Prosecutors never spoke to the family about how they arrived at their decision, Spooney said.

The Maricopa County Attorney’s Office said it reached out to the family.

Spooney called their secrecy “disheartening” and said it caused her to wonder if the office had its own agenda in pursuing the death penalty. “It’s a total disservice, to not just the family, but the victims of the family. And in this case, we’re both, we’re one and the same, and if they’re going to make decisions for someone else, it should be known.”

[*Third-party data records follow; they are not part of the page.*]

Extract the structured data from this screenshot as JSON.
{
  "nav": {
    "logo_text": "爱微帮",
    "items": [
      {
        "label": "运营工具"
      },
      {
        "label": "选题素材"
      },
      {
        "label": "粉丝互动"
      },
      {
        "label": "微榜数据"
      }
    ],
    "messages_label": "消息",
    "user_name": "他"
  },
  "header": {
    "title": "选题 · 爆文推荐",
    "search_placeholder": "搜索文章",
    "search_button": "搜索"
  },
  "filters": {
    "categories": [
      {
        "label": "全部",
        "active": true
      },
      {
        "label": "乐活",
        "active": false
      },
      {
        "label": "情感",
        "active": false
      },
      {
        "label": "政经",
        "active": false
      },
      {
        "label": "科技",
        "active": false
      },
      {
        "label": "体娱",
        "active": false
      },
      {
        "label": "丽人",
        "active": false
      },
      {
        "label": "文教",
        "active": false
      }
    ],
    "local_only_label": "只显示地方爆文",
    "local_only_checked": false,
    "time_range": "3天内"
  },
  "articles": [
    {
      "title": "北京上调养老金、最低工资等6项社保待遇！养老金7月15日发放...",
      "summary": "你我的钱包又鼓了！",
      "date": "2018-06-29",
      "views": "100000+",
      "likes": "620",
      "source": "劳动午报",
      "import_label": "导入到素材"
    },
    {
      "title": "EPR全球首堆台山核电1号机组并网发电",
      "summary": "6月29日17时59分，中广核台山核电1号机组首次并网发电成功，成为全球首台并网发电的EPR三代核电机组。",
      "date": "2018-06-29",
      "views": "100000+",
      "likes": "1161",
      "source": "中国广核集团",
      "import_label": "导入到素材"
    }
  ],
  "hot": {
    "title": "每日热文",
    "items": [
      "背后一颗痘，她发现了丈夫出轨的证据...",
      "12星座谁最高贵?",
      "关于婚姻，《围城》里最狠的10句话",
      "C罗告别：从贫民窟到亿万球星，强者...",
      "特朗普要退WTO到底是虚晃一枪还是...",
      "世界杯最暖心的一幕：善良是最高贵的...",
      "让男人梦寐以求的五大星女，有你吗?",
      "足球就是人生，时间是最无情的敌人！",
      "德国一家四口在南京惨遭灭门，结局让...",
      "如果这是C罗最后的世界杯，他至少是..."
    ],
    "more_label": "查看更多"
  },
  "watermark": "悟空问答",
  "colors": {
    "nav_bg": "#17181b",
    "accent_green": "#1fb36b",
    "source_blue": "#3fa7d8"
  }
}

Last year, after Rogers was found incompetent to stand trial, she pleaded “guilty except insane,” meaning she did not know at the time of her crime that the act was wrong. Rogers is being held at the Arizona State Hospital.

Valencia recalled that when the case against her brother’s killer was delayed, she initially blamed defense attorneys for dragging out the proceedings, but the committee’s secrecy was also contributing to the delay. Attorneys for Hernandez, the defendant, had discovered a member of the Capital Review Committee had a potential conflict of interest: A former defense attorney for Hernandez in an unrelated case had since become a prosecutor and was on the committee that voted to reject a plea deal for Hernandez. (The plea deal included the noncapital case as well.)

Prosecutors fought for nearly three years to keep the committee’s membership and its votes secret in a case that reached the Arizona Supreme Court. A judge eventually determined there was no conflict of interest in the Hernandez case.

Years later, when prosecutors withdrew the death penalty charge against Hernandez, Valencia said she agreed with the decision even though she’d once thought it would be the only just outcome.

“It took such a toll on our family, at that point, I was just ready for it to be done,” she said.